« Plus l’homme est développé (c’est à dire libre), plus son comportement est éloigné de la finalité qui est investie dans sa structure corporelle en tant que telle et dans la nature involontaire de cette dernière. A cause de la distance qui existe entre la réalité physiologique de l’organisme humain et son comportement pratique, l’homme peut en principe être considéré comme la créature la plus éloignée de la finalité ; il est plutôt émancipé de la finalité qui gouverne sinon l’absence essentielle de volonté, et donc la finalité des organismes inférieurs. »
Georg Simmel, « Se tourner vers l’idée » in « Méditations sur la vie : quatre chapitres métaphysiques », p.90-91, traduit de l’allemand par Lambert Barthélémy, préfacé par Denis Thouard, [1910-11], Les éditions Circé, 2020.
Les chocs et secousses qui remontent depuis la terre,
la poussière et le vent, la lune et les étoiles,
qui pulsent au fond des crânes, cet ample mouvement du médium,
qui assure la fermeté des pensées, la nourriture …

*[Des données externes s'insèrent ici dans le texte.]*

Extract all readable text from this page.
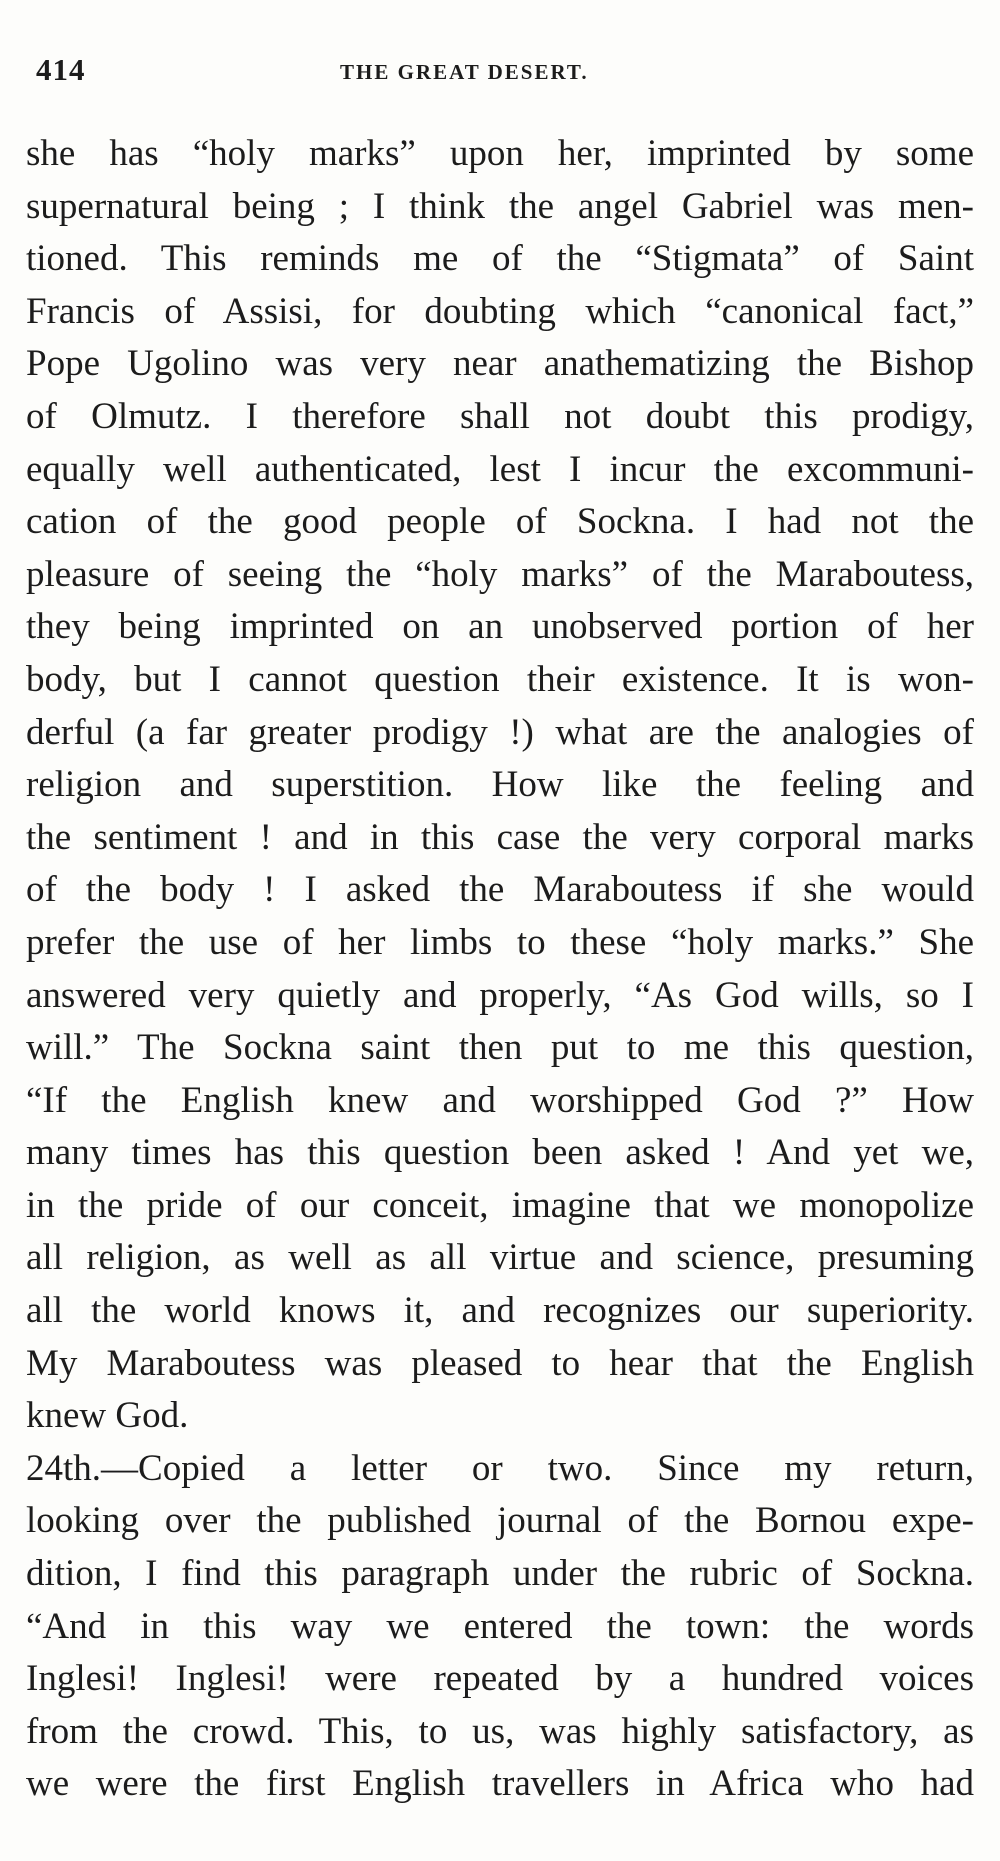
414	THE GREAT DESERT.
she has “holy marks” upon her, imprinted by some
supernatural being ; I think the angel Gabriel was men-
tioned. This reminds me of the “Stigmata” of Saint
Francis of Assisi, for doubting which “canonical fact,”
Pope Ugolino was very near anathematizing the Bishop
of Olmutz. I therefore shall not doubt this prodigy,
equally well authenticated, lest I incur the excommuni-
cation of the good people of Sockna. I had not the
pleasure of seeing the “holy marks” of the Maraboutess,
they being imprinted on an unobserved portion of her
body, but I cannot question their existence. It is won-
derful (a far greater prodigy !) what are the analogies of
religion and superstition. How like the feeling and
the sentiment ! and in this case the very corporal marks
of the body ! I asked the Maraboutess if she would
prefer the use of her limbs to these “holy marks.” She
answered very quietly and properly, “As God wills, so I
will.” The Sockna saint then put to me this question,
“If the English knew and worshipped God ?” How
many times has this question been asked ! And yet we,
in the pride of our conceit, imagine that we monopolize
all religion, as well as all virtue and science, presuming
all the world knows it, and recognizes our superiority.
My Maraboutess was pleased to hear that the English
knew God.
24th.—Copied a letter or two. Since my return,
looking over the published journal of the Bornou expe-
dition, I find this paragraph under the rubric of Sockna.
“And in this way we entered the town: the words
Inglesi! Inglesi! were repeated by a hundred voices
from the crowd. This, to us, was highly satisfactory, as
we were the first English travellers in Africa who had
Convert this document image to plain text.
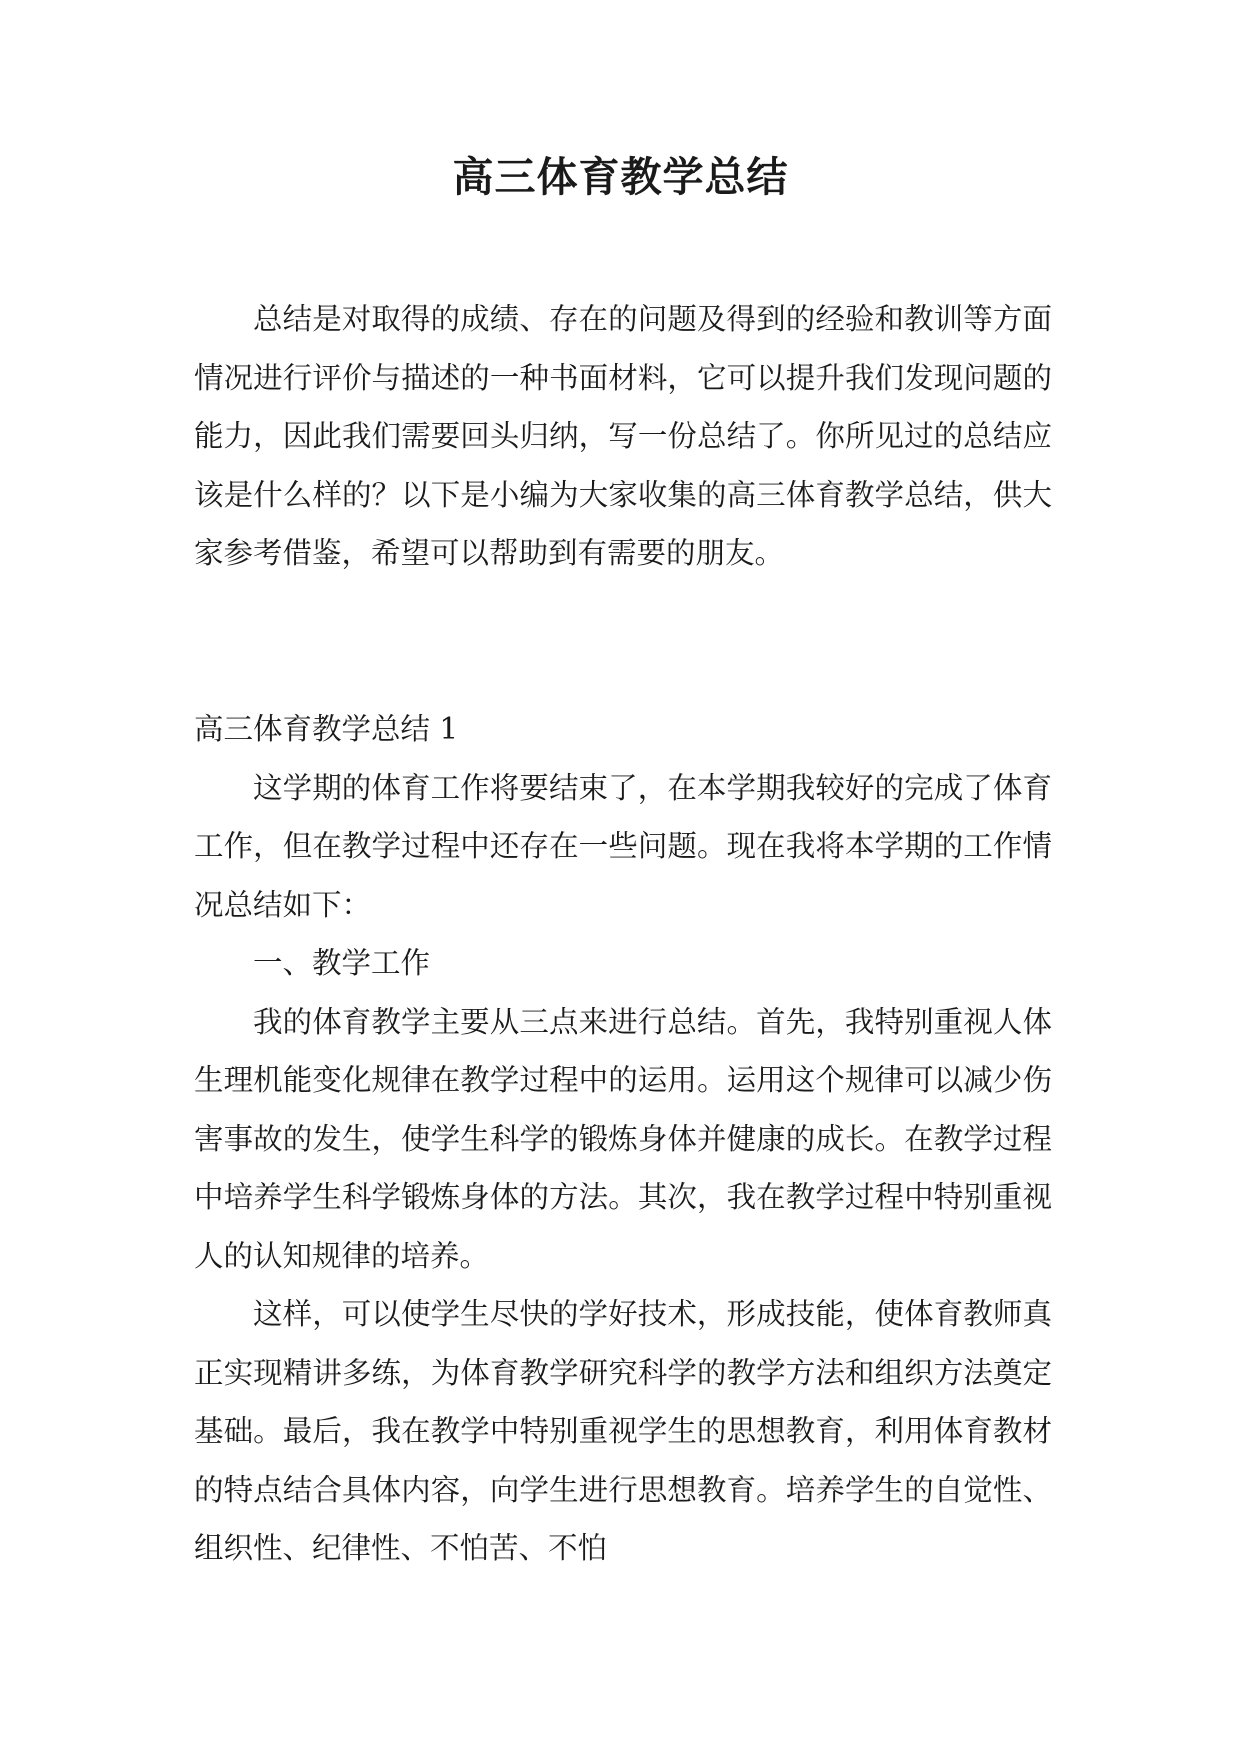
高三体育教学总结

总结是对取得的成绩、存在的问题及得到的经验和教训等方面情况进行评价与描述的一种书面材料，它可以提升我们发现问题的能力，因此我们需要回头归纳，写一份总结了。你所见过的总结应该是什么样的？以下是小编为大家收集的高三体育教学总结，供大家参考借鉴，希望可以帮助到有需要的朋友。

高三体育教学总结 1

这学期的体育工作将要结束了，在本学期我较好的完成了体育工作，但在教学过程中还存在一些问题。现在我将本学期的工作情况总结如下：

一、教学工作

我的体育教学主要从三点来进行总结。首先，我特别重视人体生理机能变化规律在教学过程中的运用。运用这个规律可以减少伤害事故的发生，使学生科学的锻炼身体并健康的成长。在教学过程中培养学生科学锻炼身体的方法。其次，我在教学过程中特别重视人的认知规律的培养。

这样，可以使学生尽快的学好技术，形成技能，使体育教师真正实现精讲多练，为体育教学研究科学的教学方法和组织方法奠定基础。最后，我在教学中特别重视学生的思想教育，利用体育教材的特点结合具体内容，向学生进行思想教育。培养学生的自觉性、组织性、纪律性、不怕苦、不怕
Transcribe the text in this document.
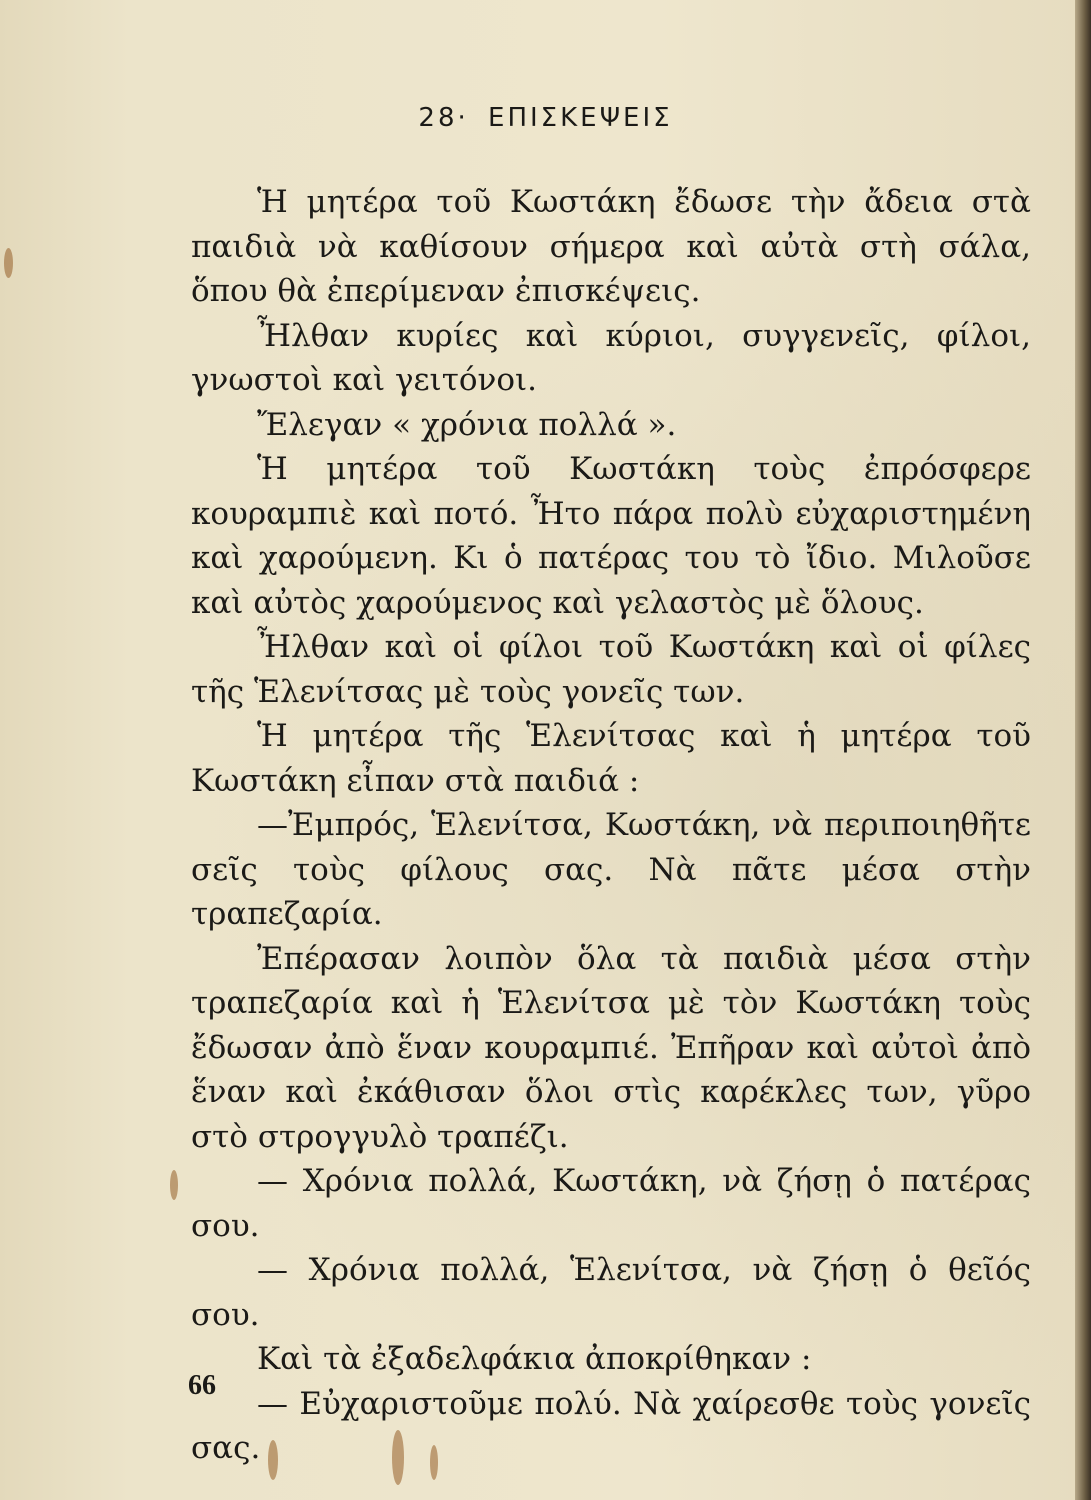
28· ΕΠΙΣΚΕΨΕΙΣ

Ἡ μητέρα τοῦ Κωστάκη ἔδωσε τὴν ἄδεια στὰ παιδιὰ νὰ καθίσουν σήμερα καὶ αὐτὰ στὴ σάλα, ὅπου θὰ ἐπερίμεναν ἐπισκέψεις.

Ἦλθαν κυρίες καὶ κύριοι, συγγενεῖς, φίλοι, γνωστοὶ καὶ γειτόνοι.

Ἔλεγαν « χρόνια πολλά ».

Ἡ μητέρα τοῦ Κωστάκη τοὺς ἐπρόσφερε κουραμπιὲ καὶ ποτό. Ἦτο πάρα πολὺ εὐχαριστημένη καὶ χαρούμενη. Κι ὁ πατέρας του τὸ ἴδιο. Μιλοῦσε καὶ αὐτὸς χαρούμενος καὶ γελαστὸς μὲ ὅλους.

Ἦλθαν καὶ οἱ φίλοι τοῦ Κωστάκη καὶ οἱ φίλες τῆς Ἑλενίτσας μὲ τοὺς γονεῖς των.

Ἡ μητέρα τῆς Ἑλενίτσας καὶ ἡ μητέρα τοῦ Κωστάκη εἶπαν στὰ παιδιά :

—Ἐμπρός, Ἑλενίτσα, Κωστάκη, νὰ περιποιηθῆτε σεῖς τοὺς φίλους σας. Νὰ πᾶτε μέσα στὴν τραπεζαρία.

Ἐπέρασαν λοιπὸν ὅλα τὰ παιδιὰ μέσα στὴν τραπεζαρία καὶ ἡ Ἑλενίτσα μὲ τὸν Κωστάκη τοὺς ἔδωσαν ἀπὸ ἕναν κουραμπιέ. Ἐπῆραν καὶ αὐτοὶ ἀπὸ ἕναν καὶ ἐκάθισαν ὅλοι στὶς καρέκλες των, γῦρο στὸ στρογγυλὸ τραπέζι.

— Χρόνια πολλά, Κωστάκη, νὰ ζήσῃ ὁ πατέρας σου.

— Χρόνια πολλά, Ἑλενίτσα, νὰ ζήσῃ ὁ θεῖός σου.

Καὶ τὰ ἐξαδελφάκια ἀποκρίθηκαν :

— Εὐχαριστοῦμε πολύ. Νὰ χαίρεσθε τοὺς γονεῖς σας.

66
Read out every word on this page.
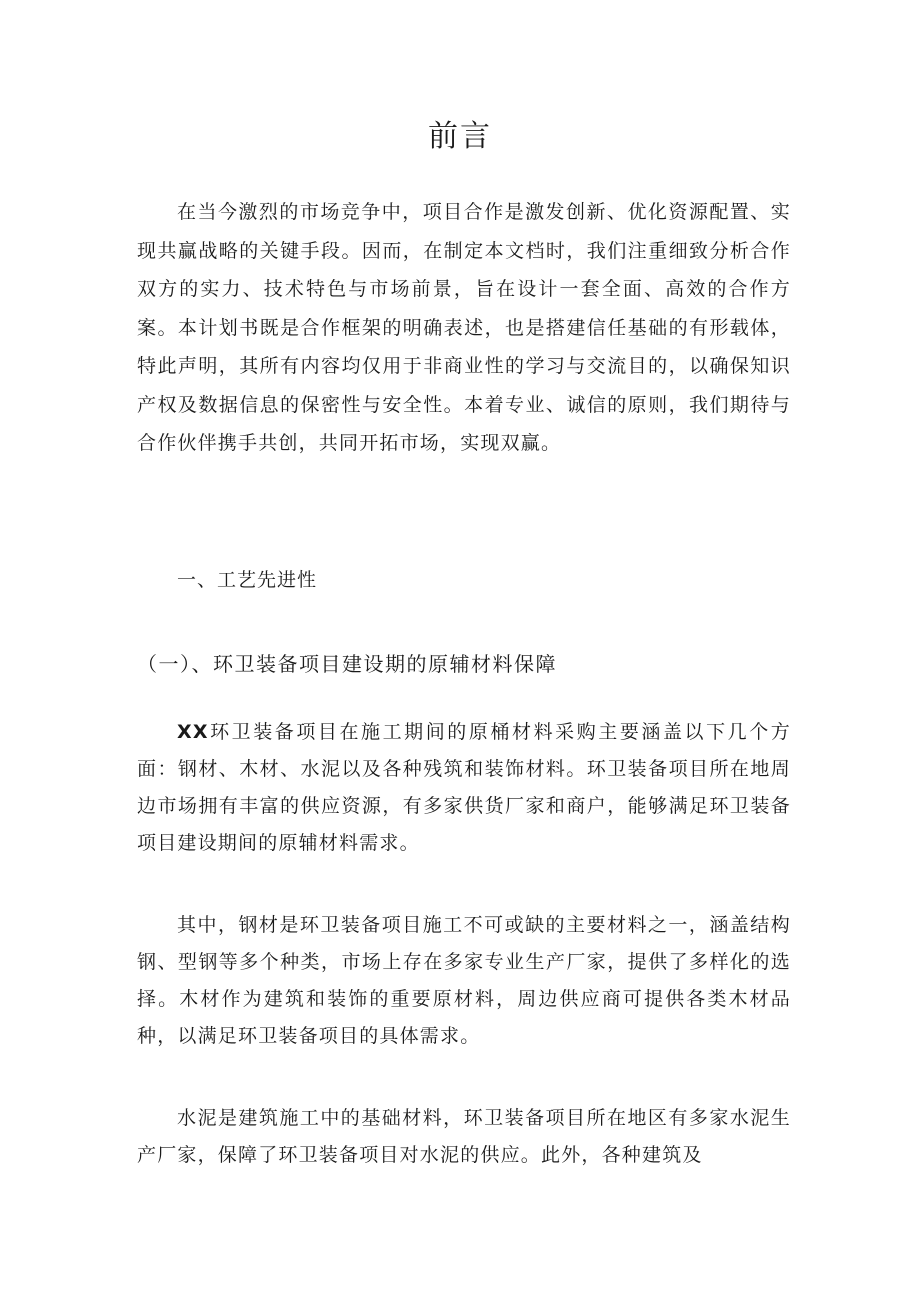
前言

在当今激烈的市场竞争中，项目合作是激发创新、优化资源配置、实现共赢战略的关键手段。因而，在制定本文档时，我们注重细致分析合作双方的实力、技术特色与市场前景，旨在设计一套全面、高效的合作方案。本计划书既是合作框架的明确表述，也是搭建信任基础的有形载体，特此声明，其所有内容均仅用于非商业性的学习与交流目的，以确保知识产权及数据信息的保密性与安全性。本着专业、诚信的原则，我们期待与合作伙伴携手共创，共同开拓市场，实现双赢。

一、工艺先进性
（一）、环卫装备项目建设期的原辅材料保障

XX环卫装备项目在施工期间的原桶材料采购主要涵盖以下几个方面：钢材、木材、水泥以及各种残筑和装饰材料。环卫装备项目所在地周边市场拥有丰富的供应资源，有多家供货厂家和商户，能够满足环卫装备项目建设期间的原辅材料需求。

其中，钢材是环卫装备项目施工不可或缺的主要材料之一，涵盖结构钢、型钢等多个种类，市场上存在多家专业生产厂家，提供了多样化的选择。木材作为建筑和装饰的重要原材料，周边供应商可提供各类木材品种，以满足环卫装备项目的具体需求。

水泥是建筑施工中的基础材料，环卫装备项目所在地区有多家水泥生产厂家，保障了环卫装备项目对水泥的供应。此外，各种建筑及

Ah tout ce grand vacarme, inouïe, cette parure dans le silence,
dont les formes enveloppent et protègent du bruit,
nous fait tenir debout, dans la joie, la peine et la douleur,
les figures du spectre sonore qui font se joindre les motifs,
le corps et l’âme dans une danse de vie et de mort,
ce mystère d’un temps-mémoire présent, toujours là, ici,
ce maintenant qui ne passe nulle-part et qui reste beau dans l’éternité,
ce moment et cette grâce absolument fragile et puissante,
et cette absence de choses physiques, cette évanescence,
d’une forme unique, tissée de milles dessins,
qui échappe à l’œuvre tragique du temps,
qui perce les totalités sociales et maintient les volontés,
est l’impression d’une forme logée dans la mémoire,
un chemin de lumières, une marque taillée dans l’espace,
une dynamique interne qui maintient toutes forces,
vers un futur toujours anticipé, creusé par les mesures,
la résistance est dans un geste, un visage, une expression, une grammaire,
qui note chaque son parcourant tout les corps,
imprime la forme belle dans des souvenirs vivants,
par le rythme du sang, l’ouverture symphonique et la circulation,
des sons, des aiguës et des graves, des tonalités,
qui font tenir la vie sur des rails longues, infiniment brisées,
pour les foules dansantes, les pluies de larmes,
et cette lutte terrible contre l’inerte, le fixe et l’ordre,
tous les hiérarques qui supportent leurs désespérantes lettres,
ces écriteaux affreux qui barrent tout le paysage,
cet accumulation de signes qui informent des prisons,
pour les corps murés par des âmes mécaniques,
les dresseurs de torts qui surveillent, identifient et allument,
les torches noires qui saturent la nuit même de l’Esprit,
et ne devient pas le vassal, le serviteur très zélé,
qui bâtit les murs de l’indifférence,
la flèche de direction qui n’indique plus rien,
et l’immensité de l’océan, de la ville et du désert,
pour les voyageurs et créatrices des nappes sonores,
par les machines froides, les champs magnétiques,
qui comme des aimants, attirent les contraires,
font des pouvoirs des pantomimes idiots,
raclent le fond des entrailles, le sang et la peau,
transforment en vagues, les murs remplit de signes,
mélange d’écritures fixées et de sons et d’images mouvants,
le procès social, la possibilité du Temps autre par l’Esprit,
et les corps danseurs qui nagent dans les vagues,
attirent les foudres étranges, et emmènent les galaxies …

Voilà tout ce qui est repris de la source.